KOMPAS.com - Pemerintah Kabupaten Trenggalek, Jawa Timur menargetkan bebas kawasan kumuh pada 2020. Adapun kawasan kumuh yang ditargetkan meliputi perumahan dan pemukiman kumuh
"Persoalan perumahan dan pemukiman kumuh merupakan tanggungjawab kita bersama baik pemerintah, masyarakat dan lembaga lainnya,” kata plt bupati Trenggalek Mochamad Nur Arifin usai meresmikan kegiatandi Kelurahan Kelautan, Jumat (01/03/2019), seperti dalam keterangan tertulisnya.
Berdasarkan Surat Keputusan (SK) Bupati, penetapan lokasi perumahan kumuh dan pemukiman kumuh terdapat di delapan titik di empat kecamatan dengan luasan mencapai 82,34 hektar (ha).
Perumahan dan pemukiman kumuh tersebut diantaranya meliputi Desa Jati, Kelurahan Kelutan 1, Kelutan 2. Lalu Desa Masaran, Desa Ngares 1 dan Ngares 2, Desa Tasikmadu dan Kelurahan Tamanan.
Sementara itu, jika mengacu pada SK Kotaku, luas kawasan kumuh adalah sebesar 69,94 ha dan ini berada di tiga desa atau kelurahan di Kabupaten Trenggalek.
Baca juga: Plt Bupati Trenggalek Imbau Masyarakat dan ASN Kurangi Sampah Plastik
Untuk itu, sambung Arifin, sesuai Rencana Pembangunan Jangka Menengah Nasional (RPJMN) 2015-2019 mengenai pengentasan kota kumuh diperlukan kolaborasi antar semua pihak.

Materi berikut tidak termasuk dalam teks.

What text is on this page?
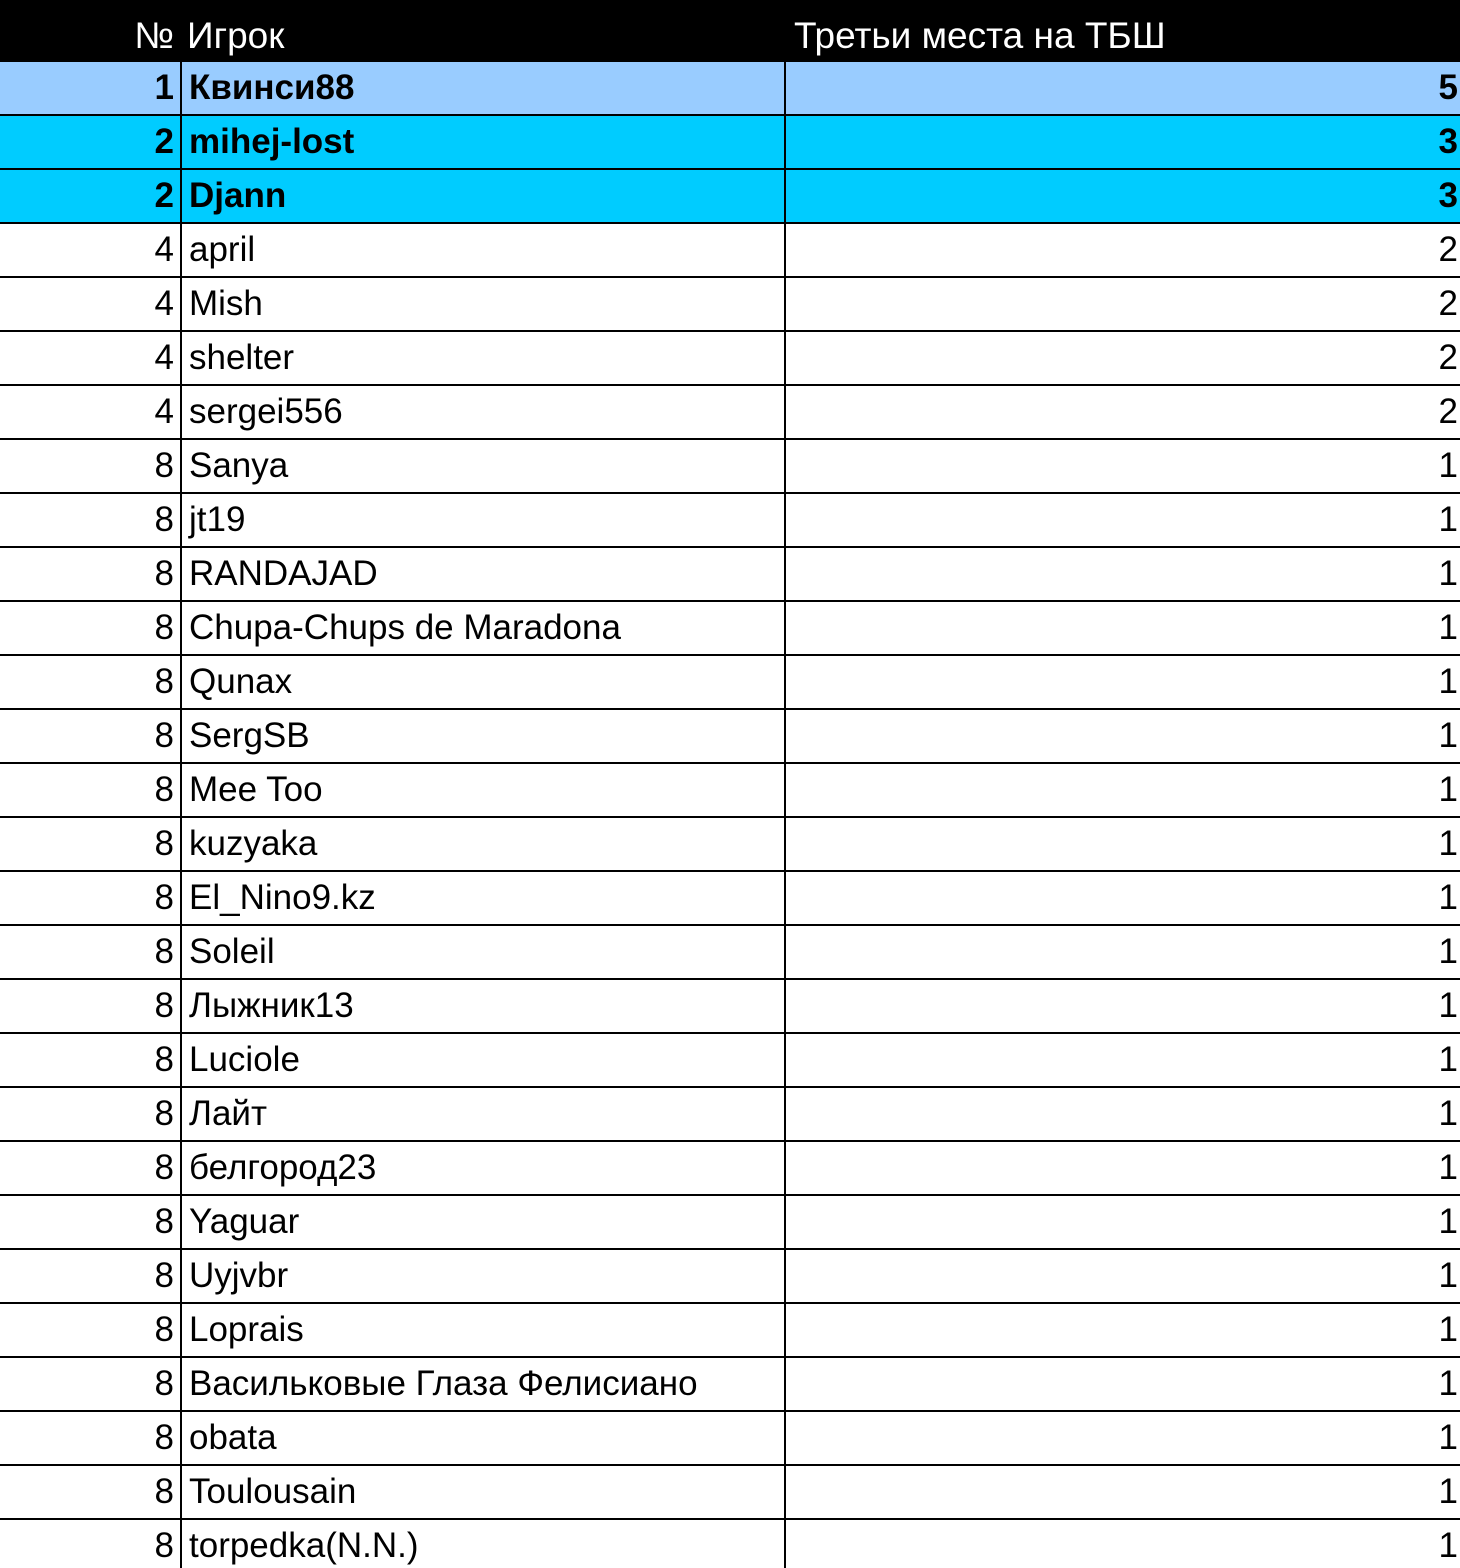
№ Игрок	Третьи места на ТБШ
1 Квинси88	5
2 mihej-lost	3
2 Djann	3
4 april	2
4 Mish	2
4 shelter	2
4 sergei556	2
8 Sanya	1
8 jt19	1
8 RANDAJAD	1
8 Chupa-Chups de Maradona	1
8 Qunax	1
8 SergSB	1
8 Mee Too	1
8 kuzyaka	1
8 El_Nino9.kz	1
8 Soleil	1
8 Лыжник13	1
8 Luciole	1
8 Лайт	1
8 белгород23	1
8 Yaguar	1
8 Uyjvbr	1
8 Loprais	1
8 Васильковые Глаза Фелисиано	1
8 obata	1
8 Toulousain	1
8 torpedka(N.N.)	1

Hal ini menjadi modal terpenting untuk menghadapi kompleksitas permasalahan yang ada.
Lebih lanjut Arifin mengatakan pemerintah pusat pun telah memberikan Bantuan Dana Investasi (BDI) kepada daerah yang sudah di SK oleh Bupati ditetapkan sebagai kota kumuh.
Tidak hanya pemerintah pusat, pemerintah daerah juga membantu pengentasan kawasan kumuh melalui dana pendampingan dari Anggaran Pendapatan Belanja Daerah (APBD).

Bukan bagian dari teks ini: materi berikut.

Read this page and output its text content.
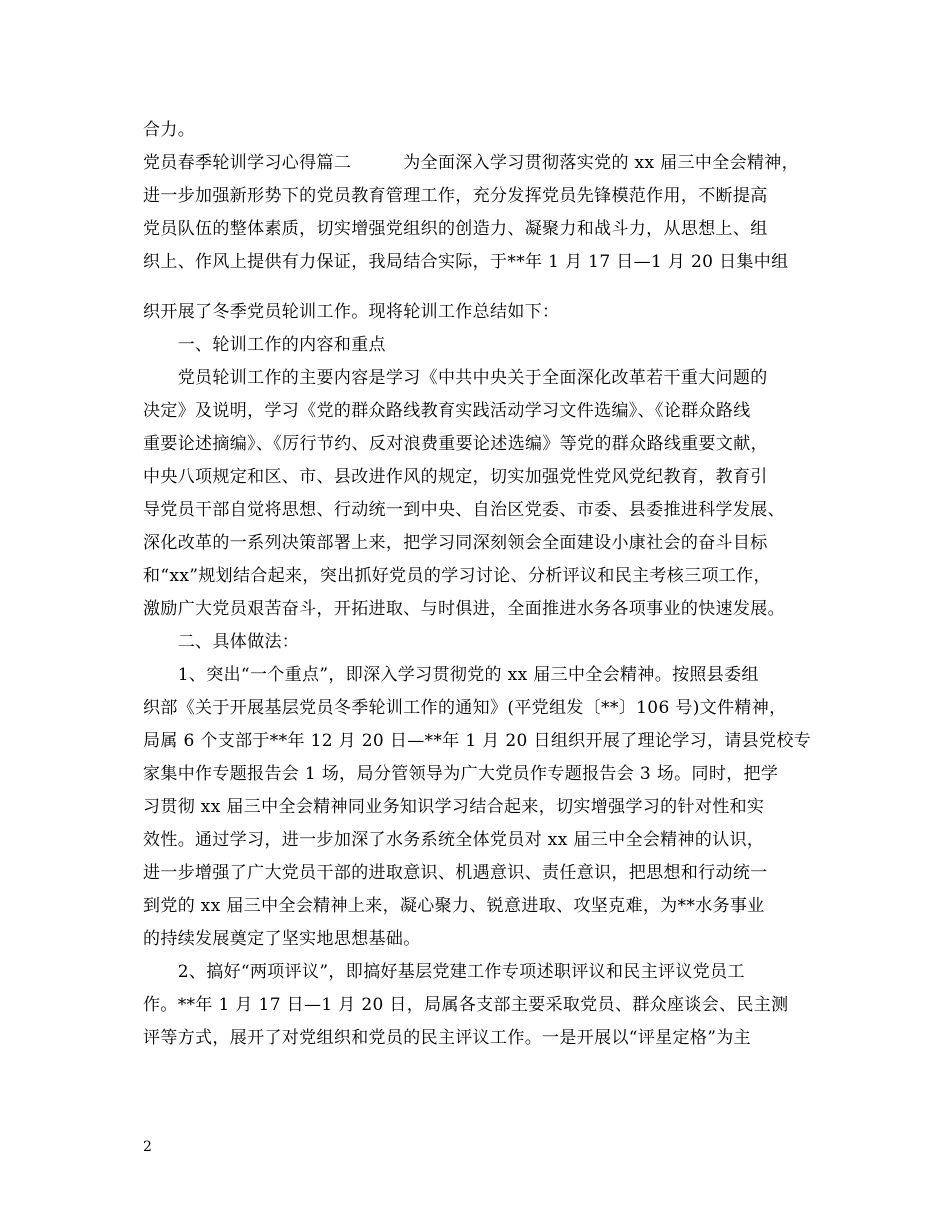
合力。
党员春季轮训学习心得篇二　　　为全面深入学习贯彻落实党的 xx 届三中全会精神，
进一步加强新形势下的党员教育管理工作，充分发挥党员先锋模范作用，不断提高
党员队伍的整体素质，切实增强党组织的创造力、凝聚力和战斗力，从思想上、组
织上、作风上提供有力保证，我局结合实际，于**年 1 月 17 日—1 月 20 日集中组
织开展了冬季党员轮训工作。现将轮训工作总结如下：
　　一、轮训工作的内容和重点
　　党员轮训工作的主要内容是学习《中共中央关于全面深化改革若干重大问题的
决定》及说明，学习《党的群众路线教育实践活动学习文件选编》、《论群众路线
重要论述摘编》、《厉行节约、反对浪费重要论述选编》等党的群众路线重要文献，
中央八项规定和区、市、县改进作风的规定，切实加强党性党风党纪教育，教育引
导党员干部自觉将思想、行动统一到中央、自治区党委、市委、县委推进科学发展、
深化改革的一系列决策部署上来，把学习同深刻领会全面建设小康社会的奋斗目标
和“xx”规划结合起来，突出抓好党员的学习讨论、分析评议和民主考核三项工作，
激励广大党员艰苦奋斗，开拓进取、与时俱进，全面推进水务各项事业的快速发展。
　　二、具体做法：
　　1、突出“一个重点”，即深入学习贯彻党的 xx 届三中全会精神。按照县委组
织部《关于开展基层党员冬季轮训工作的通知》(平党组发〔**〕106 号)文件精神，
局属 6 个支部于**年 12 月 20 日—**年 1 月 20 日组织开展了理论学习，请县党校专
家集中作专题报告会 1 场，局分管领导为广大党员作专题报告会 3 场。同时，把学
习贯彻 xx 届三中全会精神同业务知识学习结合起来，切实增强学习的针对性和实
效性。通过学习，进一步加深了水务系统全体党员对 xx 届三中全会精神的认识，
进一步增强了广大党员干部的进取意识、机遇意识、责任意识，把思想和行动统一
到党的 xx 届三中全会精神上来，凝心聚力、锐意进取、攻坚克难，为**水务事业
的持续发展奠定了坚实地思想基础。
　　2、搞好“两项评议”，即搞好基层党建工作专项述职评议和民主评议党员工
作。**年 1 月 17 日—1 月 20 日，局属各支部主要采取党员、群众座谈会、民主测
评等方式，展开了对党组织和党员的民主评议工作。一是开展以“评星定格”为主
2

“Dua dana itu kami sinergikan terus, kemudian masyarakat yang melakukan gotong royong untuk perencanaan semua berbasis pemberdayaan masyarakat,” kata Nur Arifin
Sebagai informasi, pada 2017, Kabupaten Trenggalek mendapatkan alokasi anggaran BDI Rp 500 juta untuk penanganan kawasan kumuh di Desa Ngares.
Tahun 2018, Pemerintah Trenggalek kembali mendapatkan BDI Rp 1,6 miliar. Rincian adalah Desa Ngares mendapat alokasi Rp 500 Juta, Kelurahan Kelutan Rp 500 juta, dan Kelurahan Tamanan sebesar Rp 600 Juta.
Sementara itu, dari Pemerintah Kabupaten Trenggalek menganggarkan Rp 1,5 miliar untuk program replikasi kotaku. Dana tersebut bersumber dari APBD-P tahun 2018.
Baca juga: Ratusan Guru Honorer Trenggalek, Ikuti Seleksi PPPK Secara Online
“Dana itu digunakan untuk intervensi pencegahan kawasan kumuh di Desa Ngares sebesar Rp 219 juta, Kelurahan Tamanan Rp 734 juta dan Kelurahan Kelutan Rp 546 juta. Jumlahnya di delapan titik di empat kecamatan,” ucap Nur Arifin.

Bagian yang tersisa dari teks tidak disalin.